1993-05-01

Optimization of Engine Mounting Systems to Minimize Vehicle Vibration 931322

A new simulation-based method for design of powerplant mounting systems is presented. Unlike traditional methods, in which the objective is to obtain a set of powerplant rigid body modes found from experience to be favorable, this new method directly seeks minimal response in the vehicle passenger compartment, regardless of what powerplant modes are obtained. Therefore, the simulation objective exactly matches the design objective: minimal response.
The new method, which uses optimization based on response sensitivities, has been implemented into software. Results show that the final response levels are significantly reduced from the baseline, and that typically the final mounting configuration is much different, and better, than the mounting system that would have resulted from application of the traditional method.
POWERPLANT MOUNTING is one of the fundamental design characteristics of a motor vehicle. A vehicle's powerplant, in particular the way it is mounted to the vehicle body, plays a major role in determining the vehicle's vibration characteristics. A well-designed mounting system needs to isolate the engine inputs from the vehicle body, and use the engine mass to minimize, not amplify, the effects of road/wheel inputs.
Through the years, vehicle designers have developed certain “rules-of -thumb” that generally lead to good mounting systems. These are rules that are applied to the powerplant's six rigid body modes: frequency targets, coupled vs. decoupled modes, etc. Although this traditional method for powerplant mounting has proven useful, it is very indirect and often difficult to apply. While the real goal is to minimize vibration felt by the vehicle occupants, the rules-of-thumb apply to powerplant modes.
A new simulation-based method for powerplant mounting is presented here. The objective of this new method is more direct than traditional methods. The goal is to find a mounting system that results in minimal response in the vehicle passenger compartment, regardless of what powerplant rigid body modes result. Thus, the simulation method has the same objective as the design itself: to minimize vibration perceived by the vehicle occupants.

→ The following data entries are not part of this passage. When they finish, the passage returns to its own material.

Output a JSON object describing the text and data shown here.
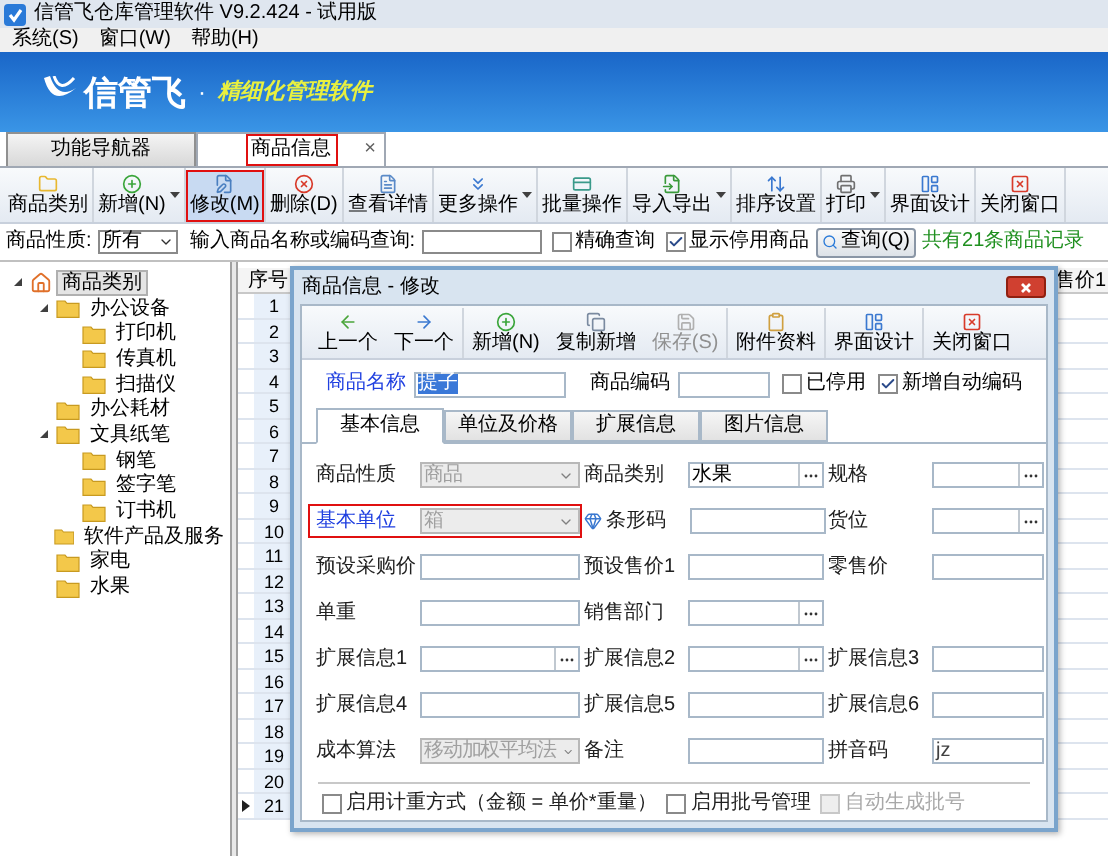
{
  "window": {
    "title": "信管飞仓库管理软件 V9.2.424 - 试用版"
  },
  "menu": [
    "系统(S)",
    "窗口(W)",
    "帮助(H)"
  ],
  "banner": {
    "brand": "信管飞",
    "separator": "·",
    "slogan": "精细化管理软件"
  },
  "tabs": [
    {
      "label": "功能导航器",
      "selected": false,
      "highlighted": false
    },
    {
      "label": "商品信息",
      "selected": true,
      "highlighted": true,
      "close": "×"
    }
  ],
  "toolbar": [
    {
      "label": "商品类别",
      "dropdown": false,
      "selected": false,
      "highlighted": false
    },
    {
      "label": "新增(N)",
      "dropdown": true,
      "selected": false,
      "highlighted": false
    },
    {
      "label": "修改(M)",
      "dropdown": false,
      "selected": true,
      "highlighted": true
    },
    {
      "label": "删除(D)",
      "dropdown": false,
      "selected": false,
      "highlighted": false
    },
    {
      "label": "查看详情",
      "dropdown": false,
      "selected": false,
      "highlighted": false
    },
    {
      "label": "更多操作",
      "dropdown": true,
      "selected": false,
      "highlighted": false
    },
    {
      "label": "批量操作",
      "dropdown": false,
      "selected": false,
      "highlighted": false
    },
    {
      "label": "导入导出",
      "dropdown": true,
      "selected": false,
      "highlighted": false
    },
    {
      "label": "排序设置",
      "dropdown": false,
      "selected": false,
      "highlighted": false
    },
    {
      "label": "打印",
      "dropdown": true,
      "selected": false,
      "highlighted": false
    },
    {
      "label": "界面设计",
      "dropdown": false,
      "selected": false,
      "highlighted": false
    },
    {
      "label": "关闭窗口",
      "dropdown": false,
      "selected": false,
      "highlighted": false
    }
  ],
  "filter": {
    "type_label": "商品性质:",
    "type_value": "所有",
    "search_label": "输入商品名称或编码查询:",
    "checkboxes": [
      {
        "label": "精确查询",
        "checked": false
      },
      {
        "label": "显示停用商品",
        "checked": true
      }
    ],
    "query_button": "查询(Q)",
    "count": "共有21条商品记录"
  },
  "tree": [
    {
      "label": "商品类别",
      "selected": true,
      "expanded": true,
      "children": [
        {
          "label": "办公设备",
          "selected": false,
          "expanded": true,
          "children": [
            {
              "label": "打印机",
              "selected": false,
              "expanded": false
            },
            {
              "label": "传真机",
              "selected": false,
              "expanded": false
            },
            {
              "label": "扫描仪",
              "selected": false,
              "expanded": false
            }
          ]
        },
        {
          "label": "办公耗材",
          "selected": false,
          "expanded": false
        },
        {
          "label": "文具纸笔",
          "selected": false,
          "expanded": true,
          "children": [
            {
              "label": "钢笔",
              "selected": false,
              "expanded": false
            },
            {
              "label": "签字笔",
              "selected": false,
              "expanded": false
            },
            {
              "label": "订书机",
              "selected": false,
              "expanded": false
            }
          ]
        },
        {
          "label": "软件产品及服务",
          "selected": false,
          "expanded": false
        },
        {
          "label": "家电",
          "selected": false,
          "expanded": false
        },
        {
          "label": "水果",
          "selected": false,
          "expanded": false
        }
      ]
    }
  ],
  "grid": {
    "columns": [
      "序号",
      "售价1"
    ],
    "rows": [
      {
        "index": "1",
        "current": false
      },
      {
        "index": "2",
        "current": false
      },
      {
        "index": "3",
        "current": false
      },
      {
        "index": "4",
        "current": false
      },
      {
        "index": "5",
        "current": false
      },
      {
        "index": "6",
        "current": false
      },
      {
        "index": "7",
        "current": false
      },
      {
        "index": "8",
        "current": false
      },
      {
        "index": "9",
        "current": false
      },
      {
        "index": "10",
        "current": false
      },
      {
        "index": "11",
        "current": false
      },
      {
        "index": "12",
        "current": false
      },
      {
        "index": "13",
        "current": false
      },
      {
        "index": "14",
        "current": false
      },
      {
        "index": "15",
        "current": false
      },
      {
        "index": "16",
        "current": false
      },
      {
        "index": "17",
        "current": false
      },
      {
        "index": "18",
        "current": false
      },
      {
        "index": "19",
        "current": false
      },
      {
        "index": "20",
        "current": false
      },
      {
        "index": "21",
        "current": true
      }
    ]
  },
  "dialog": {
    "title": "商品信息 - 修改",
    "toolbar": [
      {
        "label": "上一个",
        "disabled": false
      },
      {
        "label": "下一个",
        "disabled": false
      },
      {
        "label": "新增(N)",
        "disabled": false
      },
      {
        "label": "复制新增",
        "disabled": false
      },
      {
        "label": "保存(S)",
        "disabled": true
      },
      {
        "label": "附件资料",
        "disabled": false
      },
      {
        "label": "界面设计",
        "disabled": false
      },
      {
        "label": "关闭窗口",
        "disabled": false
      }
    ],
    "name_label": "商品名称",
    "name_value": "提子",
    "name_selected": true,
    "code_label": "商品编码",
    "options": [
      {
        "label": "已停用",
        "checked": false
      },
      {
        "label": "新增自动编码",
        "checked": true
      }
    ],
    "tabs": [
      {
        "label": "基本信息",
        "selected": true
      },
      {
        "label": "单位及价格",
        "selected": false
      },
      {
        "label": "扩展信息",
        "selected": false
      },
      {
        "label": "图片信息",
        "selected": false
      }
    ],
    "form": [
      [
        {
          "label": "商品性质",
          "kind": "select",
          "value": "商品",
          "disabled": true,
          "required": false,
          "highlighted": false
        },
        {
          "label": "商品类别",
          "kind": "lookup",
          "value": "水果",
          "disabled": false,
          "required": false,
          "highlighted": false
        },
        {
          "label": "规格",
          "kind": "lookup",
          "disabled": false,
          "required": false,
          "highlighted": false
        }
      ],
      [
        {
          "label": "基本单位",
          "kind": "select",
          "value": "箱",
          "disabled": true,
          "required": true,
          "highlighted": true
        },
        {
          "label": "条形码",
          "kind": "text",
          "icon": true,
          "disabled": false,
          "required": false,
          "highlighted": false
        },
        {
          "label": "货位",
          "kind": "lookup",
          "disabled": false,
          "required": false,
          "highlighted": false
        }
      ],
      [
        {
          "label": "预设采购价",
          "kind": "text",
          "disabled": false,
          "required": false,
          "highlighted": false
        },
        {
          "label": "预设售价1",
          "kind": "text",
          "disabled": false,
          "required": false,
          "highlighted": false
        },
        {
          "label": "零售价",
          "kind": "text",
          "disabled": false,
          "required": false,
          "highlighted": false
        }
      ],
      [
        {
          "label": "单重",
          "kind": "text",
          "disabled": false,
          "required": false,
          "highlighted": false
        },
        {
          "label": "销售部门",
          "kind": "lookup",
          "disabled": false,
          "required": false,
          "highlighted": false
        }
      ],
      [
        {
          "label": "扩展信息1",
          "kind": "lookup",
          "disabled": false,
          "required": false,
          "highlighted": false
        },
        {
          "label": "扩展信息2",
          "kind": "lookup",
          "disabled": false,
          "required": false,
          "highlighted": false
        },
        {
          "label": "扩展信息3",
          "kind": "text",
          "disabled": false,
          "required": false,
          "highlighted": false
        }
      ],
      [
        {
          "label": "扩展信息4",
          "kind": "text",
          "disabled": false,
          "required": false,
          "highlighted": false
        },
        {
          "label": "扩展信息5",
          "kind": "text",
          "disabled": false,
          "required": false,
          "highlighted": false
        },
        {
          "label": "扩展信息6",
          "kind": "text",
          "disabled": false,
          "required": false,
          "highlighted": false
        }
      ],
      [
        {
          "label": "成本算法",
          "kind": "select",
          "value": "移动加权平均法",
          "disabled": true,
          "required": false,
          "highlighted": false
        },
        {
          "label": "备注",
          "kind": "text",
          "disabled": false,
          "required": false,
          "highlighted": false
        },
        {
          "label": "拼音码",
          "kind": "text",
          "value": "jz",
          "disabled": false,
          "required": false,
          "highlighted": false
        }
      ]
    ],
    "checkboxes": [
      {
        "label": "启用计重方式（金额 = 单价*重量）",
        "checked": false,
        "disabled": false
      },
      {
        "label": "启用批号管理",
        "checked": false,
        "disabled": false
      },
      {
        "label": "自动生成批号",
        "checked": false,
        "disabled": true
      }
    ]
  }
}
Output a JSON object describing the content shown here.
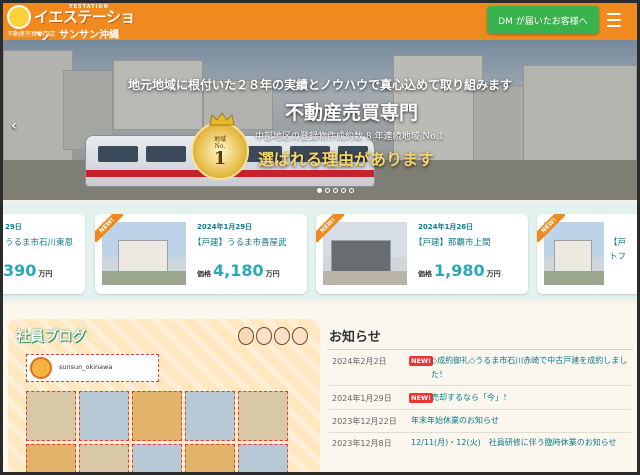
{
  "header": {
    "logo_main": "イエステーション",
    "logo_tagline": "YESTATION",
    "logo_sub": "不動産売買専門店",
    "logo_branch": "サンサン沖縄",
    "dm_button": "DM が届いたお客様へ",
    "menu_icon": "hamburger-icon",
    "brand_color": "#f08a1f",
    "dm_color": "#37b24d"
  },
  "hero": {
    "headline": "地元地域に根付いた２８年の実績とノウハウで真心込めて取り組みます",
    "title": "不動産売買専門",
    "subtitle": "中部地区の登録物件成約数 8 年連続地域 No.1",
    "reason": "選ばれる理由があります",
    "badge_line1": "地域",
    "badge_line2": "No.",
    "badge_number": "1",
    "prev_arrow": "‹",
    "slides_total": 5,
    "slide_active": 1
  },
  "listings": [
    {
      "date": "29日",
      "name": "うるま市石川東恩",
      "price_label": "",
      "price": "390",
      "unit": "万円",
      "new": false
    },
    {
      "date": "2024年1月29日",
      "name": "【戸建】うるま市喜屋武",
      "price_label": "価格",
      "price": "4,180",
      "unit": "万円",
      "new": true,
      "new_label": "NEW!"
    },
    {
      "date": "2024年1月26日",
      "name": "【戸建】那覇市上間",
      "price_label": "価格",
      "price": "1,980",
      "unit": "万円",
      "new": true,
      "new_label": "NEW!"
    },
    {
      "date": "",
      "name": "【戸",
      "sub": "トフ",
      "price_label": "",
      "price": "",
      "unit": "",
      "new": true,
      "new_label": "NEW!"
    }
  ],
  "blog": {
    "title": "社員ブログ",
    "instagram_name": "sunsun_okinawa"
  },
  "news": {
    "title": "お知らせ",
    "items": [
      {
        "date": "2024年2月2日",
        "new": "NEW!",
        "text": "◇成約御礼◇うるま市石川赤崎で中古戸建を成約しました！"
      },
      {
        "date": "2024年1月29日",
        "new": "NEW!",
        "text": "売却するなら「今」！"
      },
      {
        "date": "2023年12月22日",
        "new": "",
        "text": "年末年始休業のお知らせ"
      },
      {
        "date": "2023年12月8日",
        "new": "",
        "text": "12/11(月)・12(火)　社員研修に伴う臨時休業のお知らせ"
      }
    ]
  }
}
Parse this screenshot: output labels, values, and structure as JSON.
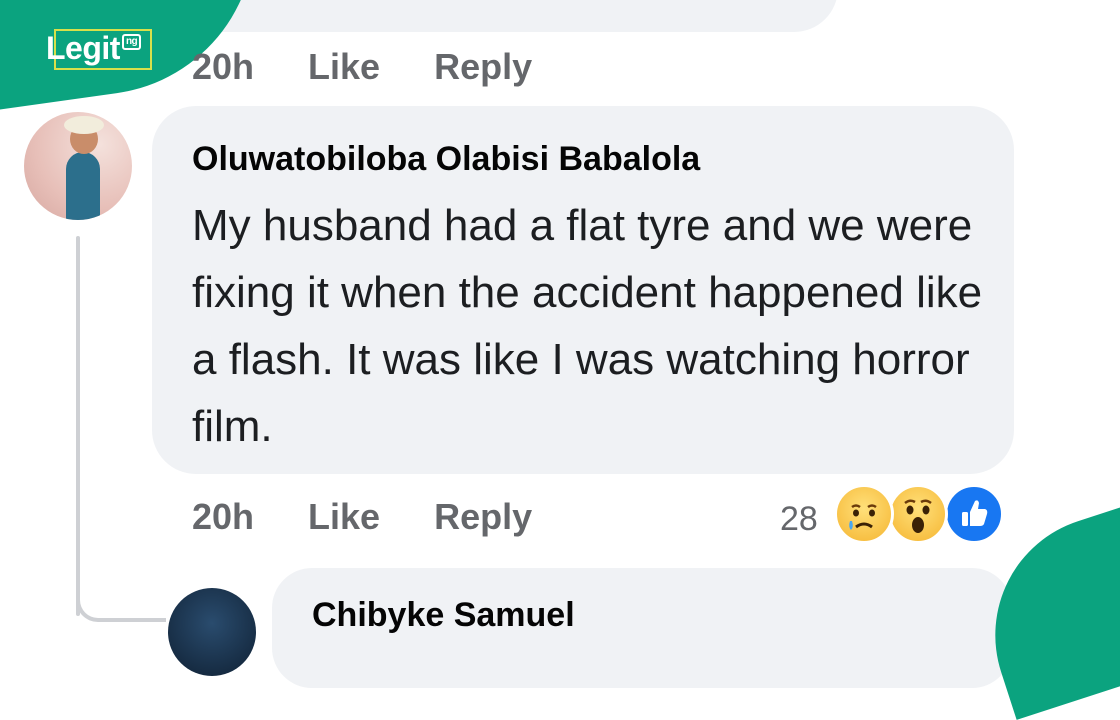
{
  "brand": {
    "logo_text": "Legit",
    "logo_suffix": "ng"
  },
  "previous_comment": {
    "actions": {
      "time": "20h",
      "like": "Like",
      "reply": "Reply"
    }
  },
  "comment": {
    "author": "Oluwatobiloba Olabisi Babalola",
    "text": "My husband had a flat tyre and we were fixing it when the accident happened like a flash. It was like I was watching horror film.",
    "actions": {
      "time": "20h",
      "like": "Like",
      "reply": "Reply"
    },
    "reaction_count": "28",
    "reactions": [
      "sad-reaction-icon",
      "wow-reaction-icon",
      "like-reaction-icon"
    ]
  },
  "reply": {
    "author": "Chibyke Samuel"
  },
  "colors": {
    "brand_green": "#0ba37f",
    "bubble_bg": "#f0f2f5",
    "meta_gray": "#65676b",
    "like_blue": "#1877f2"
  }
}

The new method uses computed response sensitivities to determine changes to the mounting system that will lead to minimum response at user-defined locations in the vehicle. Design variables are mount locations, mount stiffnesses, and mount damping values. Special purpose software automates the method. The software changes the design variables until the lowest level of response is found. Typically, the final mounting configuration that results from the application of this method is quite different from, and better than, the mounting system that would have resulted from application of traditional methods. The reason is that, while traditional methods seek favorable powerplant rigid body mode characteristics, hoping for minimal vehicle response, the method presented here directly seeks minimal vehicle response.
Obviously, the rules-of-thumb that are used to apply traditional methods have been developed through experience with past designs. While it is certainly beneficial to take advantage of past experience whenever possible, good design methods should not keep the designer from considering alternative, and perhaps radical, new designs. Perhaps the biggest advantage of this response-based method is that it allows the investigation of alternative designs, designs for which the traditional rules-of-thumb may not apply.